Philis-Tsimikas A, Del Prato S, Satman I et al. (2013) Effect of insulin degludec versus sitagliptin in patients with type 2 diabetes uncontrolled on oral antidiabetic agents. Diabetes, Obesity and Metabolism 15: 760–6 doi: 10.1111/dom.12115

Update

The following information has become available since this ESNM was produced.

April 2015: High strength, fixed combination and biosimilar insulin products minimising the risk of medication error

The MHRA has issued advice on how to minimise the risk of medication errors with high strength, fixed combination or biosimilar insulin products. Insulin degludec is available in 2 strengths and as a fixed combination product with liraglutide. See the Drug Safety Update April 2015 for more information.

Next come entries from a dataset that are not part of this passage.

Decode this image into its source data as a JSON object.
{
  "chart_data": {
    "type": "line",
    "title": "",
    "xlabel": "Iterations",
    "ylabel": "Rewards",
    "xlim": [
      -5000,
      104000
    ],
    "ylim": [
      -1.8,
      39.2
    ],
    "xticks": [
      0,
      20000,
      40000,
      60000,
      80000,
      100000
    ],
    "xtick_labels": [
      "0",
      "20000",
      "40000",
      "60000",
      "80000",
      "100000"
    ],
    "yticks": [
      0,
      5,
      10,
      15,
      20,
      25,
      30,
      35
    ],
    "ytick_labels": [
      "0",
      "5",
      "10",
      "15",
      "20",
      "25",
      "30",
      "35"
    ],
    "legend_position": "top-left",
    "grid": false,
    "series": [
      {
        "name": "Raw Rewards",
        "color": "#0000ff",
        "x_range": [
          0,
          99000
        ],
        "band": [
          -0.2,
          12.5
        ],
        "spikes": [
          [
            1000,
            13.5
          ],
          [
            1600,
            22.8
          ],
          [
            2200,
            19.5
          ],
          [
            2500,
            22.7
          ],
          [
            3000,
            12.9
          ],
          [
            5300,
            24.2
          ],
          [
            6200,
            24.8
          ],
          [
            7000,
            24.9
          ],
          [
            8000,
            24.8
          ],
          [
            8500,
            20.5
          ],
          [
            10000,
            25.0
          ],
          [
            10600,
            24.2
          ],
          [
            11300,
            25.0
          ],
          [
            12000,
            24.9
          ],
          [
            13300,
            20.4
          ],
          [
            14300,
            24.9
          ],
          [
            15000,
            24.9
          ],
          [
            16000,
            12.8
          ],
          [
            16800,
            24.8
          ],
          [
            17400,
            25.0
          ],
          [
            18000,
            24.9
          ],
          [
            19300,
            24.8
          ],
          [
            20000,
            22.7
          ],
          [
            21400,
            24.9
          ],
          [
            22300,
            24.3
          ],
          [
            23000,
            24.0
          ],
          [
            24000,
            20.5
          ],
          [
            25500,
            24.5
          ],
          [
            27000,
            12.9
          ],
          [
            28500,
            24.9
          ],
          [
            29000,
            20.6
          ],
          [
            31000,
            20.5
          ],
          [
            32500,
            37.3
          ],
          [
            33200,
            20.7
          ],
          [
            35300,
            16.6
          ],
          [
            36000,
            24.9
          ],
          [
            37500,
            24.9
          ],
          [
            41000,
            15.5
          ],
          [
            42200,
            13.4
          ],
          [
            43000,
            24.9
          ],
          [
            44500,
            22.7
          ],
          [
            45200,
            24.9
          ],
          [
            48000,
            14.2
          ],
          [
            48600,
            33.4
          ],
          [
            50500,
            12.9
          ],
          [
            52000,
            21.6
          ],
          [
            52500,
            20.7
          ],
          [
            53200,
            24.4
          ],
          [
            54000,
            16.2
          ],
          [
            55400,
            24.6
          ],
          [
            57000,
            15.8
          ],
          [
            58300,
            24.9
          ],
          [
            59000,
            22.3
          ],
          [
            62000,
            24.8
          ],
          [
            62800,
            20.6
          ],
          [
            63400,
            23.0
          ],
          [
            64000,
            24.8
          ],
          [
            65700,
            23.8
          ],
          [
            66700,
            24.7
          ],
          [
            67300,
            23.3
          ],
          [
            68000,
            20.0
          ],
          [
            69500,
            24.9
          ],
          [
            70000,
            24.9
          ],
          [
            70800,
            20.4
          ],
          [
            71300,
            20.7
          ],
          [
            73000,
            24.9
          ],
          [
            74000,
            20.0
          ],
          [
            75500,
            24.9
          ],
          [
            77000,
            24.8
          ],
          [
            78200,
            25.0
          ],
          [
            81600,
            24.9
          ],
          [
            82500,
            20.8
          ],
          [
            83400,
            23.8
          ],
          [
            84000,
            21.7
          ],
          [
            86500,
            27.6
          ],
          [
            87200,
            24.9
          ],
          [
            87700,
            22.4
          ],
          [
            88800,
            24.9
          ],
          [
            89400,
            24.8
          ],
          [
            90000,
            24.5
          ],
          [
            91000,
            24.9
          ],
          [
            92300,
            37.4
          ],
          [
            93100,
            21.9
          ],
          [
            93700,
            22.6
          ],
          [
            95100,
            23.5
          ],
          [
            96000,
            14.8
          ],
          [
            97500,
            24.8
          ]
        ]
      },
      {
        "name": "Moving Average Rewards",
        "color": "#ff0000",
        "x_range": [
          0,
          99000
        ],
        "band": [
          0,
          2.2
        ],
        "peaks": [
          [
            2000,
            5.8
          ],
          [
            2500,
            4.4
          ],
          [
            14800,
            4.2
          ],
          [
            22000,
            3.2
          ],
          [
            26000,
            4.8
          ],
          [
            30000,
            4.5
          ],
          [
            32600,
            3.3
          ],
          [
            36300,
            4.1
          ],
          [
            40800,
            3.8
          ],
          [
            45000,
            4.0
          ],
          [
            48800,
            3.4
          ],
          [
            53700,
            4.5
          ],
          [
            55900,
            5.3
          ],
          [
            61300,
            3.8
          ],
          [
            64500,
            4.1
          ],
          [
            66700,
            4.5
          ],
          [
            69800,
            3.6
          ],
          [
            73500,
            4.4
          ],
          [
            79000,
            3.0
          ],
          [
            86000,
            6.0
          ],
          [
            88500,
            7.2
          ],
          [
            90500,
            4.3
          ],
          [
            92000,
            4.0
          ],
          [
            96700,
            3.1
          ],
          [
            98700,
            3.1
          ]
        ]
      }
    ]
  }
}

About this evidence summary

'Evidence summaries: new medicines' provide summaries of key evidence for selected new medicines, or for existing medicines with new indications or formulations, that are considered to be of significance to the NHS. The strengths and weaknesses of the relevant evidence are critically reviewed within this summary to provide useful information for those working on the managed entry of new medicines for the NHS, but this summary is not NICE guidance.